S&P Downgrades Indymac to Junk

Standard & Poor’s said Tuesday that it cut its rating on Indymac Bancorp to junk, including lowering the counterparty credit rating on Indymac to ‘BB+/B’ from ‘BBB-/A-3’ — the ‘BB-plus’ rating is S&P’s highest junk rating. The agency also said the Pasadena, Calif.-based thrift remains on negative ratings watch, meaning another rating downgrade is possible within two years. “This action was taken in response to concerns about Indymac’s exposure to deteriorating housing markets and the effect credit losses will have on capital levels. The company has announced that continued credit performance deterioration will result in a loss for the fourth quarter,” said credit analyst Robert B. Hoban, Jr. Indymac CEO Mike Perry said in a statement on IndyMac’s corporate blog on December 5th that the company now expects losses to continue into the first half of 2008. S&P said it expects fourth-quarter nonperforming assets (NPAs) to increase materially on both a percentage and dollar basis from third quarter’s “already very high” 3.65 percent of total loans. From the press statement:

A large portion of Indymac’s nonperformers is in higher risk mortgage products that it all but stopped originating earlier in 2007. However, credit performance of the core alt-A portfolio has also deteriorated to higher-than-normal levels.

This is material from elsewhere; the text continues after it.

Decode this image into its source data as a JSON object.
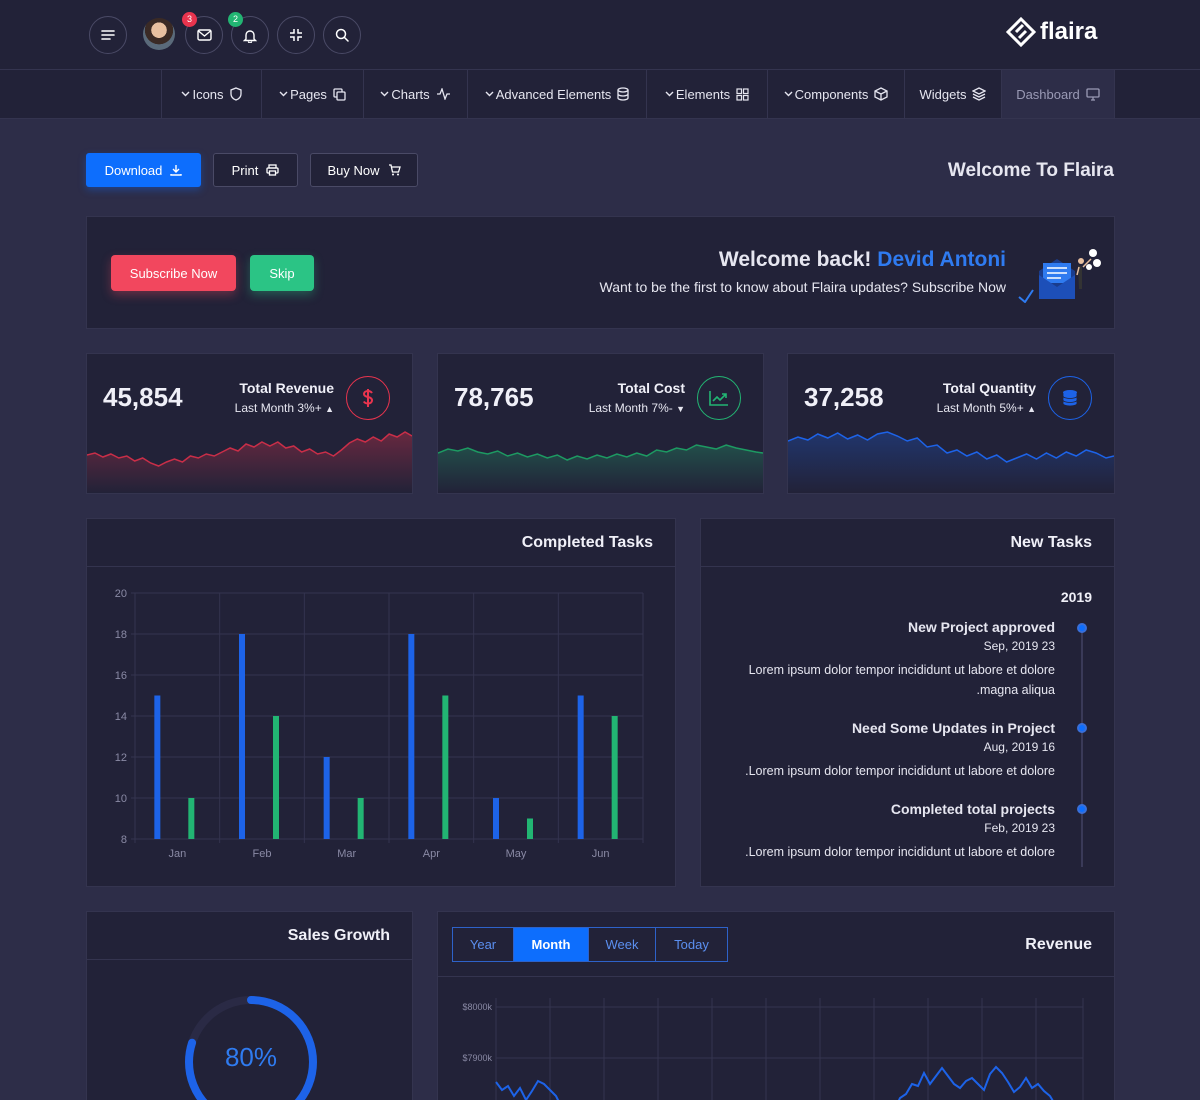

Historically, Indymac would sell off most of its originations of higher risk products, but with the secondary loan and securitization markets for these products all but shut down, Indymac had accumulated $366 million of NPLs in its held-for-sale portfolio, in addition to $463 million of other NPAs as of Sept. 30, 2007.

Indymac spokesperson Grove Nichols downplayed the ratings downgrade, saying “the lowering of our ratings should have no practical impact on Indymac’s business, as we are not reliant on market-based borrowings to fund ourselves.” Nichols cited the thrift’s access to FHLB advances and depository funding as its primary sources of liquidity, saying the bank had increased liquidity to a record $6.3 billion at the end of the second quarter.